Ce fut comme l’hallali et ils se jetèrent sur moi comme à la curée, des mains m’empoignèrent et je sentis que j’étais projetée contre la porte du temple. Ma mère adoptive tenta de s’interposer mais elle fut vite découragée de me venir en aide par les villageois qui n’écoutaient plus ses appels à Einhasad et menacèrent même de lui faire subir le même châtiment. Une seule voix s’éleva plus haut que les autres et un homme s’interposa entre la foule en colère et moi : Léo. Mais il ne faisait pas le poids contre vingt hommes dans la force de l’âge, il fut bien vite désarmé, jeté à terre et roué de coups de pied. Ivre de colère et d’injustice, craignant qu’il ne meurt, je me mis à les supplier d’arrêter mais ils ne m’écoutèrent pas. Cette scène reste gravée dans ma mémoire : je leur hurle d’arrêter et au même instant, un éclair noir part des mes mains pour frapper un des agresseurs de Léo. L’orage cessa aussi tôt, comme s’il attendait cela mais je ne le sus qu'après car je tombais inconsciente, vidée de toute force par l'utilisation de la magie.
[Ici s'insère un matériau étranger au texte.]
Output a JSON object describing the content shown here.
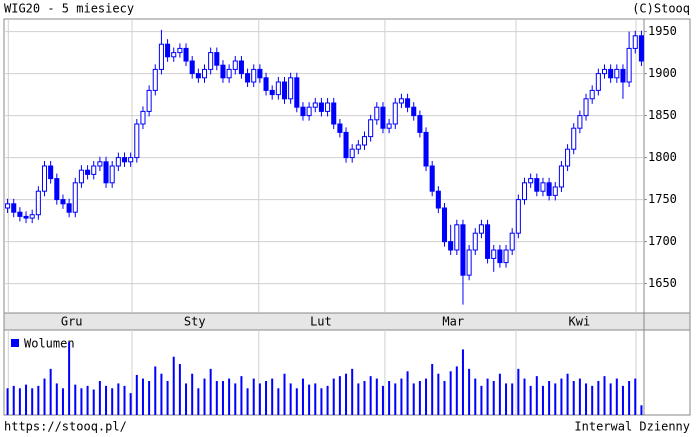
{
  "chart_data": {
    "type": "candlestick",
    "title": "WIG20 - 5 miesiecy",
    "source": "(C)Stooq",
    "footer_left": "https://stooq.pl/",
    "footer_right": "Interwal Dzienny",
    "color": "#0000ff",
    "open": [
      1740,
      1745,
      1735,
      1730,
      1728,
      1732,
      1760,
      1790,
      1775,
      1750,
      1745,
      1735,
      1770,
      1785,
      1780,
      1790,
      1795,
      1770,
      1790,
      1800,
      1795,
      1800,
      1840,
      1855,
      1880,
      1905,
      1935,
      1920,
      1925,
      1930,
      1915,
      1900,
      1895,
      1905,
      1925,
      1910,
      1895,
      1905,
      1915,
      1900,
      1890,
      1905,
      1895,
      1880,
      1875,
      1890,
      1870,
      1895,
      1860,
      1850,
      1860,
      1865,
      1855,
      1865,
      1840,
      1830,
      1800,
      1810,
      1815,
      1825,
      1845,
      1860,
      1835,
      1840,
      1865,
      1870,
      1860,
      1850,
      1830,
      1790,
      1760,
      1740,
      1700,
      1690,
      1720,
      1660,
      1690,
      1710,
      1720,
      1680,
      1690,
      1675,
      1690,
      1710,
      1750,
      1770,
      1775,
      1760,
      1770,
      1755,
      1765,
      1790,
      1810,
      1835,
      1850,
      1870,
      1880,
      1900,
      1905,
      1895,
      1905,
      1890,
      1930,
      1945
    ],
    "high": [
      1751,
      1751,
      1741,
      1736,
      1738,
      1766,
      1796,
      1796,
      1781,
      1756,
      1751,
      1776,
      1791,
      1791,
      1796,
      1801,
      1801,
      1796,
      1806,
      1806,
      1806,
      1846,
      1861,
      1886,
      1911,
      1952,
      1941,
      1931,
      1936,
      1936,
      1921,
      1906,
      1911,
      1931,
      1931,
      1916,
      1911,
      1921,
      1921,
      1906,
      1911,
      1911,
      1901,
      1886,
      1896,
      1896,
      1901,
      1901,
      1866,
      1866,
      1871,
      1871,
      1871,
      1871,
      1846,
      1836,
      1816,
      1821,
      1831,
      1851,
      1866,
      1866,
      1846,
      1871,
      1876,
      1876,
      1866,
      1856,
      1836,
      1796,
      1766,
      1746,
      1720,
      1726,
      1726,
      1696,
      1716,
      1726,
      1726,
      1696,
      1696,
      1696,
      1716,
      1756,
      1776,
      1781,
      1781,
      1776,
      1776,
      1771,
      1796,
      1816,
      1841,
      1856,
      1876,
      1886,
      1906,
      1911,
      1911,
      1911,
      1911,
      1950,
      1951,
      1951
    ],
    "low": [
      1734,
      1729,
      1724,
      1722,
      1722,
      1726,
      1754,
      1769,
      1744,
      1739,
      1729,
      1729,
      1764,
      1774,
      1774,
      1784,
      1764,
      1764,
      1784,
      1789,
      1789,
      1794,
      1834,
      1849,
      1874,
      1899,
      1914,
      1914,
      1919,
      1909,
      1894,
      1889,
      1889,
      1899,
      1904,
      1889,
      1889,
      1899,
      1894,
      1884,
      1884,
      1889,
      1874,
      1869,
      1869,
      1864,
      1864,
      1854,
      1844,
      1844,
      1854,
      1849,
      1849,
      1834,
      1824,
      1794,
      1794,
      1804,
      1809,
      1819,
      1839,
      1829,
      1829,
      1834,
      1859,
      1854,
      1844,
      1824,
      1784,
      1754,
      1734,
      1694,
      1684,
      1684,
      1625,
      1654,
      1684,
      1704,
      1674,
      1664,
      1669,
      1669,
      1684,
      1704,
      1744,
      1764,
      1754,
      1754,
      1749,
      1749,
      1759,
      1784,
      1804,
      1829,
      1844,
      1864,
      1874,
      1894,
      1889,
      1889,
      1870,
      1884,
      1924,
      1909
    ],
    "close": [
      1745,
      1735,
      1730,
      1728,
      1732,
      1760,
      1790,
      1775,
      1750,
      1745,
      1735,
      1770,
      1785,
      1780,
      1790,
      1795,
      1770,
      1790,
      1800,
      1795,
      1800,
      1840,
      1855,
      1880,
      1905,
      1935,
      1920,
      1925,
      1930,
      1915,
      1900,
      1895,
      1905,
      1925,
      1910,
      1895,
      1905,
      1915,
      1900,
      1890,
      1905,
      1895,
      1880,
      1875,
      1890,
      1870,
      1895,
      1860,
      1850,
      1860,
      1865,
      1855,
      1865,
      1840,
      1830,
      1800,
      1810,
      1815,
      1825,
      1845,
      1860,
      1835,
      1840,
      1865,
      1870,
      1860,
      1850,
      1830,
      1790,
      1760,
      1740,
      1700,
      1690,
      1720,
      1660,
      1690,
      1710,
      1720,
      1680,
      1690,
      1675,
      1690,
      1710,
      1750,
      1770,
      1775,
      1760,
      1770,
      1755,
      1765,
      1790,
      1810,
      1835,
      1850,
      1870,
      1880,
      1900,
      1905,
      1895,
      1905,
      1890,
      1930,
      1945,
      1915
    ],
    "volume_legend": "Wolumen",
    "volume": [
      22,
      24,
      22,
      25,
      22,
      24,
      30,
      38,
      26,
      22,
      60,
      25,
      22,
      24,
      21,
      28,
      24,
      22,
      26,
      24,
      18,
      33,
      30,
      28,
      40,
      34,
      28,
      48,
      42,
      26,
      34,
      22,
      30,
      38,
      28,
      28,
      30,
      26,
      32,
      22,
      30,
      26,
      28,
      30,
      22,
      34,
      26,
      22,
      30,
      25,
      26,
      22,
      24,
      30,
      32,
      34,
      38,
      26,
      28,
      32,
      30,
      24,
      28,
      26,
      30,
      36,
      26,
      28,
      30,
      42,
      34,
      28,
      36,
      40,
      54,
      38,
      30,
      24,
      30,
      28,
      34,
      26,
      26,
      38,
      30,
      24,
      32,
      24,
      28,
      26,
      30,
      34,
      28,
      30,
      26,
      24,
      28,
      32,
      26,
      30,
      24,
      28,
      30,
      8
    ],
    "vlim": [
      0,
      70
    ],
    "ylim": [
      1615,
      1965
    ],
    "yticks": [
      1650,
      1700,
      1750,
      1800,
      1850,
      1900,
      1950
    ],
    "xlim": [
      -0.5,
      103.5
    ],
    "xticks": [
      {
        "value": 10.5,
        "label": "Gru"
      },
      {
        "value": 30.5,
        "label": "Sty"
      },
      {
        "value": 51,
        "label": "Lut"
      },
      {
        "value": 72.5,
        "label": "Mar"
      },
      {
        "value": 93,
        "label": "Kwi"
      }
    ],
    "xgrid": [
      0.2,
      20.3,
      40.9,
      61.4,
      82.7,
      102.2
    ],
    "grid": true
  }
}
Je me relevais le lendemain à côté de Léo, et j'appris plus tard qu'ils avaient eu peur de ma magie et de ce qu'ils avaient fait à un des leurs et que c'est pour ça qu'ils ne m'avaient pas achevé. J’ai pleuré longtemps sur son corps, et je l’ai enterré moi-même selon les rites d’Einhasad que m’avaient enseigné Mira (ce fut d’ailleurs l’unique fois où l’éducation de ma mère adoptive me servit). J’appris à me servir de la magie qui coulait dans mes veines et qui m’avait fait déclencher cet éclair. Je ne fus plus inquiétée par les villageois qui me craignaient désormais.